Operating Temperature, Repeatability, and Selectivity of TiO2 Nanotube-Based Acetone Sensor: Influence of Pd and Ni Nanoparticle Modifications

This paper concerns the tuning of the operating temperatures, selectivity, and repeatability of a resistive acetone sensor based on TiO2 nanotubes (NTs) through surface modifications (of NTs) using Pd and Ni nanoparticles. Three sets of sensor devices, which employ unmodified, Ni-modified, and Pd-modified TiO2 NT arrays as the sensing layer, were tested for acetone detection in the temperature range of 50 degrees C-250 degrees C, targeting 10-1000 ppm. It was found that both the modified (Pd and Ni) sensors offered a lower optimum operating temperature (100 degrees C) compared with its unmodified counterpart (150 degrees C), possibly owing to the requirement of lower activation energy in the case of modified systems.
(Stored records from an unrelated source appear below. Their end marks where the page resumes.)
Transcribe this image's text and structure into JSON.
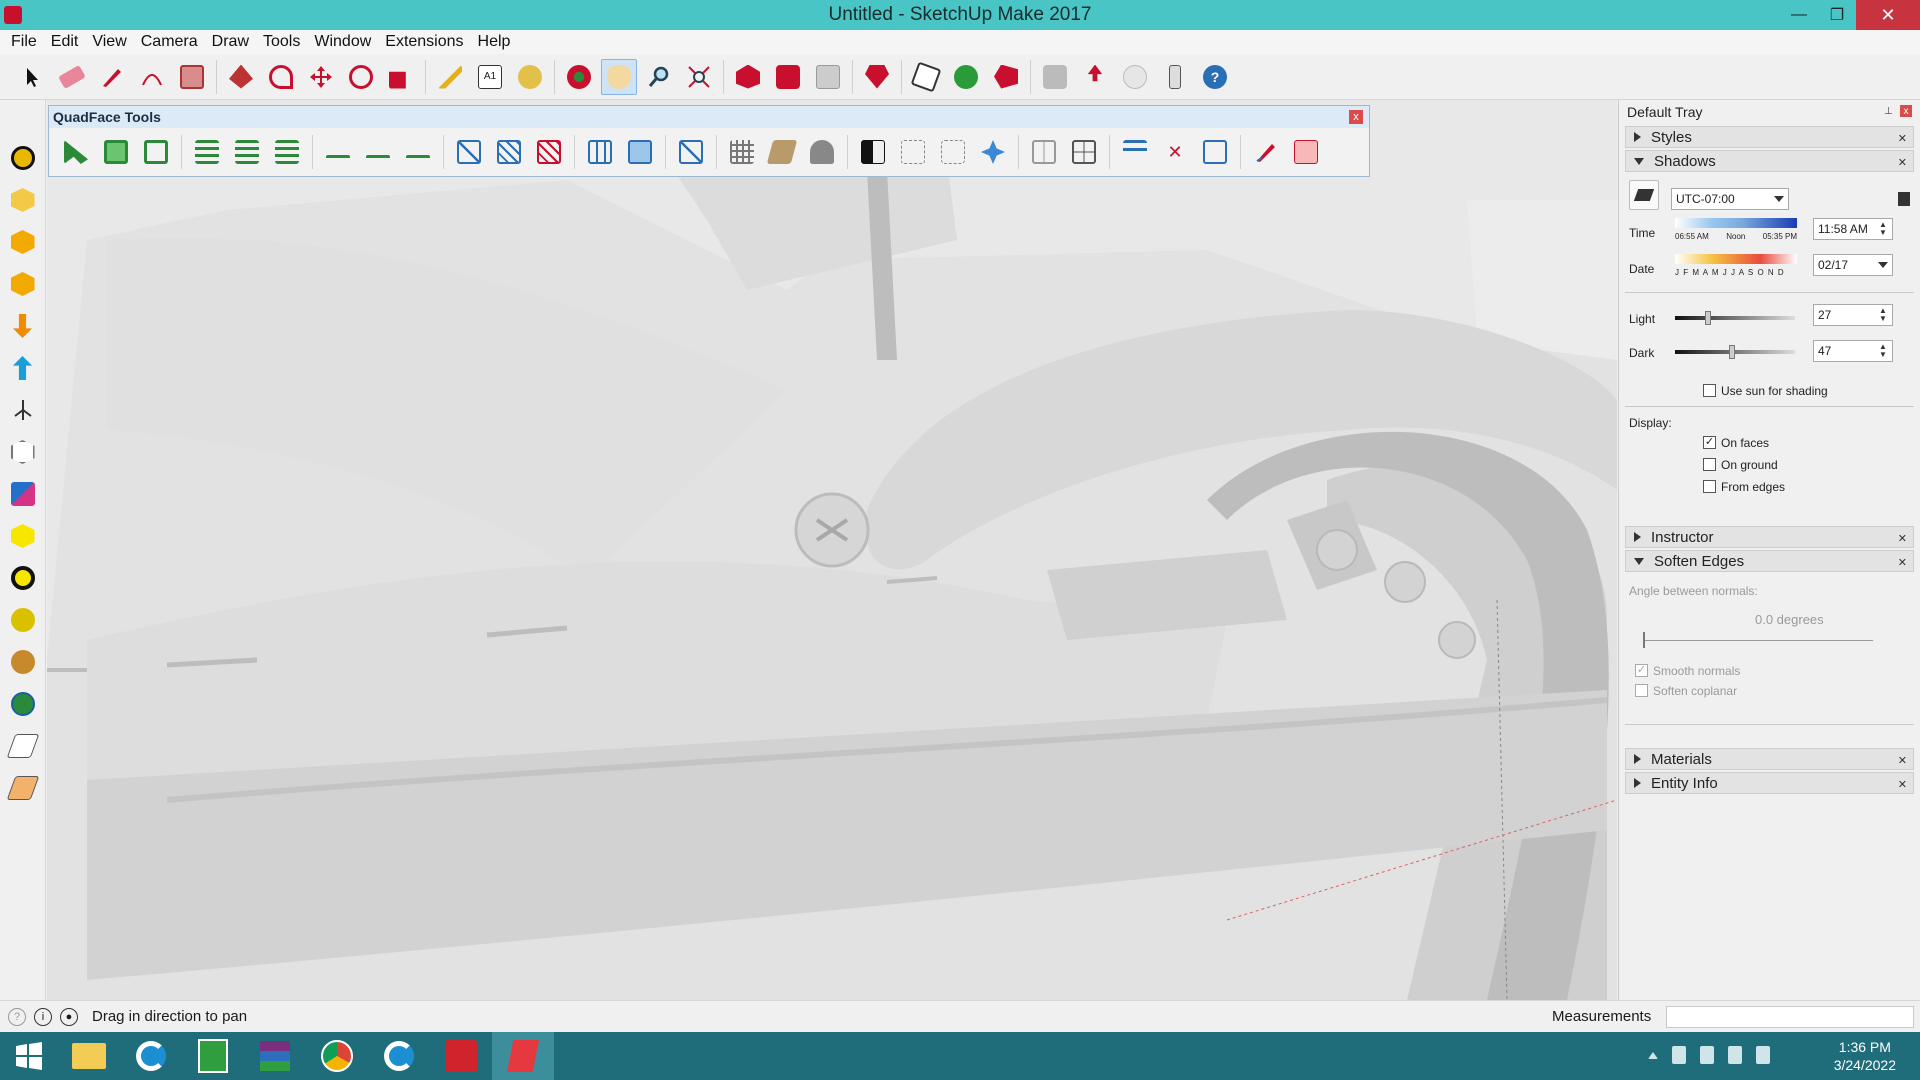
{
  "window": {
    "title": "Untitled - SketchUp Make 2017",
    "min": "—",
    "max": "❐",
    "close": "✕"
  },
  "menu": [
    "File",
    "Edit",
    "View",
    "Camera",
    "Draw",
    "Tools",
    "Window",
    "Extensions",
    "Help"
  ],
  "quadface": {
    "title": "QuadFace Tools",
    "close": "x"
  },
  "tray": {
    "title": "Default Tray",
    "pin": "⊥",
    "close": "x",
    "panels": {
      "styles": "Styles",
      "shadows": "Shadows",
      "instructor": "Instructor",
      "soften_edges": "Soften Edges",
      "materials": "Materials",
      "entity_info": "Entity Info"
    },
    "shadows": {
      "timezone": "UTC-07:00",
      "time_label": "Time",
      "time_ticks": [
        "06:55 AM",
        "Noon",
        "05:35 PM"
      ],
      "time_value": "11:58 AM",
      "date_label": "Date",
      "date_months": "J F M A M J J A S O N D",
      "date_value": "02/17",
      "light_label": "Light",
      "light_value": "27",
      "dark_label": "Dark",
      "dark_value": "47",
      "use_sun": "Use sun for shading",
      "display_label": "Display:",
      "on_faces": "On faces",
      "on_ground": "On ground",
      "from_edges": "From edges"
    },
    "soften": {
      "angle_label": "Angle between normals:",
      "angle_value": "0.0  degrees",
      "smooth_normals": "Smooth normals",
      "soften_coplanar": "Soften coplanar"
    }
  },
  "status": {
    "text": "Drag in direction to pan",
    "measurements_label": "Measurements"
  },
  "taskbar": {
    "time": "1:36 PM",
    "date": "3/24/2022"
  },
  "colors": {
    "titlebar": "#49c5c6",
    "taskbar": "#1f6c7a",
    "close_red": "#c7343f"
  }
}
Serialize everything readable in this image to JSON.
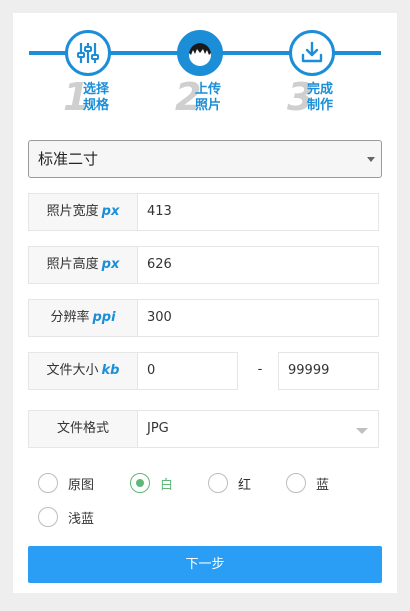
{
  "steps": [
    {
      "num": "1",
      "line1": "选择",
      "line2": "规格",
      "icon": "sliders-icon",
      "active": false
    },
    {
      "num": "2",
      "line1": "上传",
      "line2": "照片",
      "icon": "person-head-icon",
      "active": true
    },
    {
      "num": "3",
      "line1": "完成",
      "line2": "制作",
      "icon": "download-icon",
      "active": false
    }
  ],
  "spec_select": {
    "value": "标准二寸"
  },
  "fields": {
    "width": {
      "label": "照片宽度",
      "unit": "px",
      "value": "413"
    },
    "height": {
      "label": "照片高度",
      "unit": "px",
      "value": "626"
    },
    "resolution": {
      "label": "分辨率",
      "unit": "ppi",
      "value": "300"
    },
    "filesize": {
      "label": "文件大小",
      "unit": "kb",
      "min": "0",
      "separator": "-",
      "max": "99999"
    },
    "format": {
      "label": "文件格式",
      "value": "JPG"
    }
  },
  "background": {
    "options": [
      "原图",
      "白",
      "红",
      "蓝",
      "浅蓝"
    ],
    "selected": "白"
  },
  "next_button": {
    "label": "下一步"
  },
  "colors": {
    "accent": "#1c8ed8",
    "button": "#2a9df5",
    "checked": "#5fb878"
  }
}
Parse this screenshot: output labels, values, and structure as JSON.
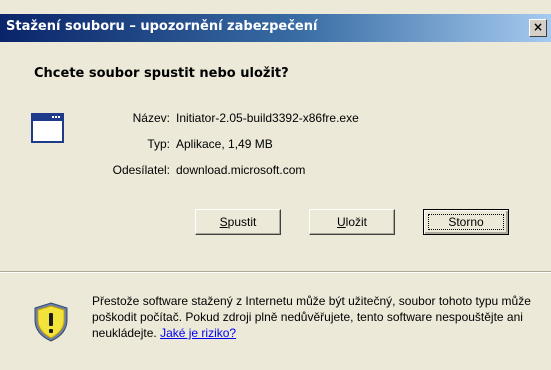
{
  "window": {
    "title": "Stažení souboru – upozornění zabezpečení",
    "close_glyph": "×"
  },
  "dialog": {
    "question": "Chcete soubor spustit nebo uložit?",
    "file_icon": "application-window-icon",
    "fields": [
      {
        "label": "Název:",
        "value": "Initiator-2.05-build3392-x86fre.exe"
      },
      {
        "label": "Typ:",
        "value": "Aplikace, 1,49 MB"
      },
      {
        "label": "Odesílatel:",
        "value": "download.microsoft.com"
      }
    ],
    "buttons": {
      "run": {
        "mnemonic": "S",
        "rest": "pustit"
      },
      "save": {
        "mnemonic": "U",
        "rest": "ložit"
      },
      "cancel": {
        "label": "Storno"
      }
    }
  },
  "warning": {
    "icon": "shield-warning-icon",
    "text": "Přestože software stažený z Internetu může být užitečný, soubor tohoto typu může poškodit počítač. Pokud zdroji plně nedůvěřujete, tento software nespouštějte ani neukládejte.",
    "link": "Jaké je riziko?"
  },
  "colors": {
    "titlebar_start": "#0a246a",
    "titlebar_end": "#a6caf0",
    "dialog_bg": "#ece9d8",
    "link": "#0000ee"
  }
}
The cross sensitivity toward other interfering species, viz., ethanol, methanol, 2-butanone, and toluene, was investigated. Both the modified sensors were found to offer better selectivity toward acetone than the unmodified sensor. However, the response and selectivity improvement of the modified sensors was achieved at the expense of poor repeatability. Possibly owing to the increased structural defects and the nonidentical oxygen spill over in the repeated cycles, the modified sensors offered relatively poor repeatability. Among the two types of modifications, the Pd-modified sensor offered better response magnitude and transient characteristics (the response time and the recovery time) than the Ni-modified sensor. The underlying mechanism for such improvement has been also highlighted.